Что же получается в результате?

Дело проиграно, потому что плохо было ведено; а плохо оно велось, потому что к нему не готовились и кинулись, очертя голову, даже не думая ни о чем. К этому некорыстному результату нужно еще прибавить наши скверные отношения к сербам.

А ведь могло и должно было быть иначе! Оно и было иначе когда-то, когда наше общество еще ничего не знало о славянской идее. Это было во время первой войны сербов за освобождение.

С 1807 г. по 1811 г., русские все время действовали с сербами, которые в то время не представляли из себя никакого политическая тела, а были простыми повстанцами. Они имели своего верховного вождя, Георгия Черного, но образуют ли они самостоятельное государство или станут в подданство России, — это был вопрос.

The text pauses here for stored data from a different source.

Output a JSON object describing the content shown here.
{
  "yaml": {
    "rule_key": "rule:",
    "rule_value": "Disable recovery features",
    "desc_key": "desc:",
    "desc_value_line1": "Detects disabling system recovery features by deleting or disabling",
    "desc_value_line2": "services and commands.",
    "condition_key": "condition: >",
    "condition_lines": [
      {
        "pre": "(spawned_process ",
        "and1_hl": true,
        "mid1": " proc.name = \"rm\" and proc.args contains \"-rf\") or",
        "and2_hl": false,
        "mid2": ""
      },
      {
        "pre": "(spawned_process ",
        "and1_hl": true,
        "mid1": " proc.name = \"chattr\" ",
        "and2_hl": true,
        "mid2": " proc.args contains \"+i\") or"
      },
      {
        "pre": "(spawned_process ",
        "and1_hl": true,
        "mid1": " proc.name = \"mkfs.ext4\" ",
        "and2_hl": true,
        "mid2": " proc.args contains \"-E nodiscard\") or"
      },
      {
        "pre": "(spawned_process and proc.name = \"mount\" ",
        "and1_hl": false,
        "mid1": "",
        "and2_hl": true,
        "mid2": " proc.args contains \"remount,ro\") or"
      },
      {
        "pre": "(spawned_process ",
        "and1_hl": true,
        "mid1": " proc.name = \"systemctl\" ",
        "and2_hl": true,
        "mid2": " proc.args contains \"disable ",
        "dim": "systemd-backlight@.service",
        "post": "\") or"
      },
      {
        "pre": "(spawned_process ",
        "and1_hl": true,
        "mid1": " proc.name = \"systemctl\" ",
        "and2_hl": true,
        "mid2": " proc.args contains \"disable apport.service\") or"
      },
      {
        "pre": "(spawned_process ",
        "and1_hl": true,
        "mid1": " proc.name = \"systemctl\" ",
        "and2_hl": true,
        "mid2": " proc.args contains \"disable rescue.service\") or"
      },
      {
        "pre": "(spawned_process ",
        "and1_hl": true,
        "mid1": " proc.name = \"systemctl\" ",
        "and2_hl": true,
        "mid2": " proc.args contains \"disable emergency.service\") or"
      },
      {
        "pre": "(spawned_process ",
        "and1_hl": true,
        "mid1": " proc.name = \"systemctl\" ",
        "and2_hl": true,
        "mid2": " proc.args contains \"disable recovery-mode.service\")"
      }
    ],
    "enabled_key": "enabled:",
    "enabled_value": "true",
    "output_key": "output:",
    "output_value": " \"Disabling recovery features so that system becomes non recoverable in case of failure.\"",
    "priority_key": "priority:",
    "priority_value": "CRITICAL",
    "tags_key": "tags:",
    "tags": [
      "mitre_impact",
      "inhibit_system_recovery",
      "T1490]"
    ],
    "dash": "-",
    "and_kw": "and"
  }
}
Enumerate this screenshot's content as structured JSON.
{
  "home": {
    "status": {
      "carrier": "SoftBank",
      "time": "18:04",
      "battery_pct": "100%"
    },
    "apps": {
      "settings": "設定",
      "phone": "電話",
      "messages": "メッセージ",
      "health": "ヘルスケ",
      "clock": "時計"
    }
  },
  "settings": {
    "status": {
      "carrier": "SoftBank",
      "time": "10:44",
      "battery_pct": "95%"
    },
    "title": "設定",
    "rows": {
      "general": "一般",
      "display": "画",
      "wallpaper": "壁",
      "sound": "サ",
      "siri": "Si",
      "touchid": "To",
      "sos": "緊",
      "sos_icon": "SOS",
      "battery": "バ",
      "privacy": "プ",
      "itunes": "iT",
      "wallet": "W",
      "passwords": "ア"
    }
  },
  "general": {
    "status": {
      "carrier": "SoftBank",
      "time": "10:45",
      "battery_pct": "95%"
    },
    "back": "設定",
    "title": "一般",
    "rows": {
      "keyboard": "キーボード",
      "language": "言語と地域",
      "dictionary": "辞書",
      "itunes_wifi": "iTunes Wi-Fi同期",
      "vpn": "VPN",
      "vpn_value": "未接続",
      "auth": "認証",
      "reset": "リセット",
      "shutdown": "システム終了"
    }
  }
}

Русские войска в то время стояли в Румынии на Дунае и оттуда оказывали помощь своим восставшим братьям, когда их призывали последние. Впервые они по призыву хайдука Велька Петровича перешли Дунай у Кладова и отняли у турок весь Краинский округ (главн. гор. Неготин). Георгий Петрович с восторгом описывает это дело одному из своих приятелей, как русские на месте убили 1500 турок, взяли 8 шанцев с пушками и боевыми снарядами и мешок, полный дукатов; арабских жеребцов и драгоценной конской сбруи было в избытке; если кто спасся, то не спас с собою ничего, кроме своей души; паша едва убежал на валашской кобыле.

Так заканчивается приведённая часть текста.